We would want to focus on 51%-attacks on L1 out of the many conceivable assaults. There has lately been an increase in these, including an attack on Ethereum Classic. How might such assaults affect Fraud Proofs and Validity Proofs?

51% Attacks on Fraud Proofs

A 51% attack allows an attacker to insert a fake state onto the blockchain and, for instance, take funds from an exchange that is being attacked. In more details:
  • The attackers build BlockFr through a forged state transition. For example, it may include a transfer of all the funds in the exchange to their wallet.
  • They will layer DTD blocks on top of BlockFr, culminating in a block that involves a withdrawal of the funds given in BlockFr.
  • The chain is then extended beyond the DTD and beyond the present chain by the attackers. They have the ability to do so since they control 51% of the hashrate.
  • Surprisingly, the operating cost of initiating such an assault is independent of the funds owned by the exchange under attack. This implies that as the level of activity on cryptocurrency exchanges rises, they become more appealing targets for such attacks.
51- attack
Source: StarkWare
To conclude, the core issue is that an L2 solution establishes its own logic, allowing a block containing a fraudulent state transfer. The ledger’s status after attackers took the funds is a legal state, despite the fact that no duplicate spending happened, yet, a fraud happened.
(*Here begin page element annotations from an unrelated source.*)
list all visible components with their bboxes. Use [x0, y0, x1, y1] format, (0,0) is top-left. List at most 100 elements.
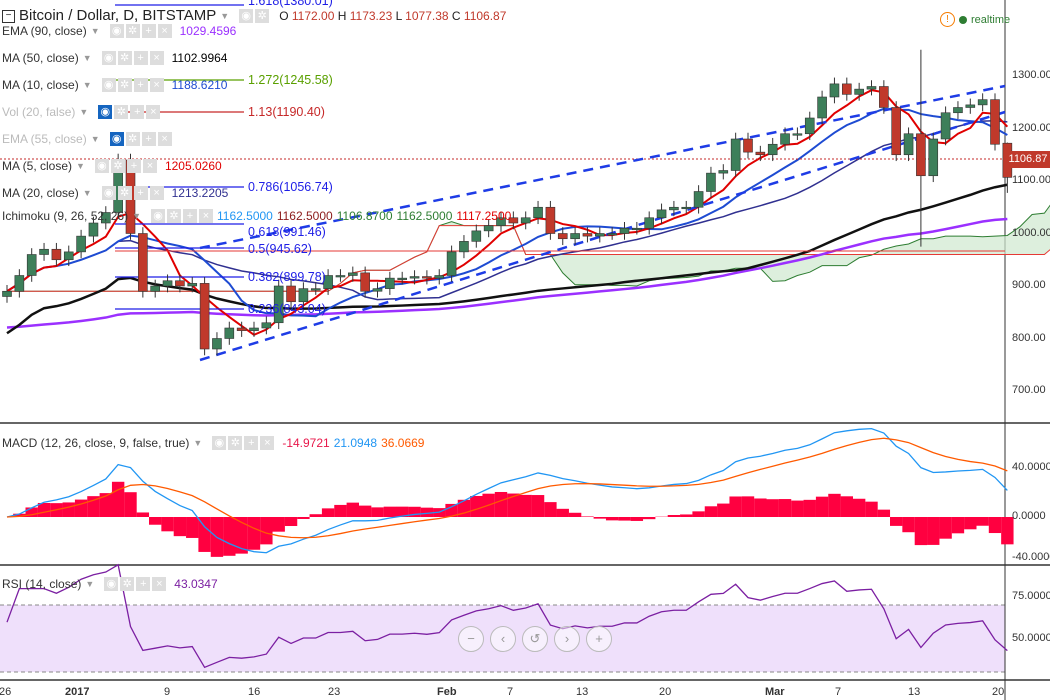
- close-icon[interactable]: ×: [149, 51, 164, 65]
- eye-icon[interactable]: ◉: [239, 9, 254, 23]
- add-icon[interactable]: +: [244, 436, 259, 450]
- eye-icon[interactable]: ◉: [109, 132, 124, 146]
- eye-icon[interactable]: ◉: [94, 159, 109, 173]
- caret-icon[interactable]: ▼: [82, 53, 92, 63]
- gear-icon[interactable]: ✲: [114, 105, 129, 119]
- gear-icon[interactable]: ✲: [167, 209, 181, 223]
- caret-icon[interactable]: ▼: [82, 80, 92, 90]
- candle-body: [88, 222, 99, 237]
- warning-icon[interactable]: !: [940, 12, 955, 27]
- add-icon[interactable]: +: [130, 105, 145, 119]
- gear-icon[interactable]: ✲: [255, 9, 270, 23]
- macd-tick: 40.0000: [1012, 461, 1050, 473]
- macd-histogram-bar: [680, 514, 693, 517]
- macd-histogram-bar: [235, 517, 248, 554]
- caret-icon[interactable]: ▼: [90, 26, 100, 36]
- gear-icon[interactable]: ✲: [117, 78, 132, 92]
- caret-icon[interactable]: ▼: [85, 579, 95, 589]
- candle-body: [323, 275, 333, 289]
- candle-body: [236, 327, 247, 331]
- indicator-legend: MA (20, close) ▼ ◉ ✲ + × 1213.2205: [2, 186, 228, 200]
- close-icon[interactable]: ×: [260, 436, 275, 450]
- eye-icon[interactable]: ◉: [151, 209, 165, 223]
- macd-histogram-bar: [766, 499, 779, 517]
- macd-histogram-bar: [198, 517, 211, 552]
- indicator-name[interactable]: MA (5, close): [2, 159, 73, 173]
- close-icon[interactable]: ×: [142, 159, 157, 173]
- symbol-title[interactable]: Bitcoin / Dollar, D, BITSTAMP: [19, 7, 217, 24]
- candle-body: [162, 280, 173, 287]
- caret-icon[interactable]: ▼: [90, 134, 100, 144]
- scroll-back-button[interactable]: ‹: [490, 626, 516, 652]
- caret-icon[interactable]: ▼: [79, 107, 89, 117]
- macd-histogram-bar: [741, 496, 755, 517]
- price-tick: 1200.00: [1012, 122, 1050, 134]
- macd-histogram-bar: [927, 517, 940, 545]
- eye-icon[interactable]: ◉: [212, 436, 227, 450]
- close-icon[interactable]: ×: [152, 577, 167, 591]
- gear-icon[interactable]: ✲: [125, 132, 140, 146]
- eye-icon[interactable]: ◉: [109, 24, 124, 38]
- macd-histogram-bar: [383, 506, 397, 517]
- eye-icon[interactable]: ◉: [101, 186, 116, 200]
- macd-histogram-bar: [568, 512, 582, 517]
- caret-icon[interactable]: ▼: [193, 438, 203, 448]
- add-icon[interactable]: +: [141, 132, 156, 146]
- gear-icon[interactable]: ✲: [110, 159, 125, 173]
- candle-body: [372, 288, 383, 292]
- add-icon[interactable]: +: [136, 577, 151, 591]
- caret-icon[interactable]: ▼: [82, 188, 92, 198]
- macd-histogram-bar: [605, 517, 619, 521]
- macd-signal-value: 36.0669: [381, 436, 425, 450]
- caret-icon[interactable]: ▼: [220, 11, 230, 21]
- add-icon[interactable]: +: [133, 78, 148, 92]
- indicator-name[interactable]: MA (10, close): [2, 78, 79, 92]
- add-icon[interactable]: +: [126, 159, 141, 173]
- indicator-name[interactable]: MA (20, close): [2, 186, 79, 200]
- eye-icon[interactable]: ◉: [101, 51, 116, 65]
- caret-icon[interactable]: ▼: [76, 161, 85, 171]
- macd-histogram-bar: [964, 517, 977, 530]
- indicator-name[interactable]: EMA (90, close): [2, 24, 87, 38]
- collapse-icon[interactable]: −: [2, 9, 15, 23]
- indicator-legend: EMA (55, close) ▼ ◉ ✲ + ×: [2, 132, 172, 146]
- add-icon[interactable]: +: [133, 51, 148, 65]
- close-icon[interactable]: ×: [199, 209, 213, 223]
- price-tick: 700.00: [1012, 384, 1046, 396]
- time-tick: 13: [908, 686, 921, 698]
- gear-icon[interactable]: ✲: [120, 577, 135, 591]
- candle-body: [261, 322, 272, 329]
- gear-icon[interactable]: ✲: [125, 24, 140, 38]
- close-icon[interactable]: ×: [157, 132, 172, 146]
- add-icon[interactable]: +: [133, 186, 148, 200]
- zoom-out-button[interactable]: −: [458, 626, 484, 652]
- reset-button[interactable]: ↺: [522, 626, 548, 652]
- candle-body: [26, 254, 37, 276]
- rsi-name[interactable]: RSI (14, close): [2, 577, 82, 591]
- add-icon[interactable]: +: [183, 209, 197, 223]
- indicator-name[interactable]: Ichimoku (9, 26, 52, 26): [2, 209, 129, 223]
- candle-body: [508, 217, 519, 224]
- indicator-value: 1213.2205: [171, 186, 229, 200]
- macd-name[interactable]: MACD (12, 26, close, 9, false, true): [2, 436, 190, 450]
- close-icon[interactable]: ×: [157, 24, 172, 38]
- indicator-name[interactable]: EMA (55, close): [2, 132, 87, 146]
- indicator-name[interactable]: MA (50, close): [2, 51, 79, 65]
- eye-icon[interactable]: ◉: [101, 78, 116, 92]
- add-icon[interactable]: +: [141, 24, 156, 38]
- eye-icon[interactable]: ◉: [98, 105, 113, 119]
- caret-icon[interactable]: ▼: [132, 211, 141, 221]
- zoom-in-button[interactable]: +: [586, 626, 612, 652]
- time-tick: 2017: [65, 686, 90, 698]
- gear-icon[interactable]: ✲: [117, 51, 132, 65]
- gear-icon[interactable]: ✲: [117, 186, 132, 200]
- eye-icon[interactable]: ◉: [104, 577, 119, 591]
- gear-icon[interactable]: ✲: [228, 436, 243, 450]
- close-icon[interactable]: ×: [149, 78, 164, 92]
- indicator-name[interactable]: Vol (20, false): [2, 105, 76, 119]
- macd-histogram-bar: [828, 493, 841, 517]
- macd-hist-value: -14.9721: [282, 436, 330, 450]
- close-icon[interactable]: ×: [149, 186, 164, 200]
- close-icon[interactable]: ×: [146, 105, 161, 119]
- scroll-forward-button[interactable]: ›: [554, 626, 580, 652]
51% Attacks on Validity Proofs

A 51%-attack can simply unwind recorded history and perhaps give an alternate history, and crucially, this alternate history is equally true. The variety of attacks available here is restricted to those available at L1. Unwinding of recorded history can be a hugely profitable move in crypto-to-crypto exchanges (especially when all assets traded reside on the same blockchain). A seller, for example, may be thrilled to unwind a transaction that occurred at what, in retrospect, was a rock-bottom price, but there is no way of outright stealing assets in an exchange of crypto-assets on a specific blockchain.

Final Words

Until recently, fraud proofs and optimistic rollups were preferred since ZK proofs were more difficult to produce and computationally intensive, but a number of new breakthroughs in the zero knowledge space are making ZK rollups more accessible than ever.
ZK rollups are a developing go-to layer-2 scaling option, with more zkEVMs on the increase and the promise of more secure, informationless, and non-interactive transactions.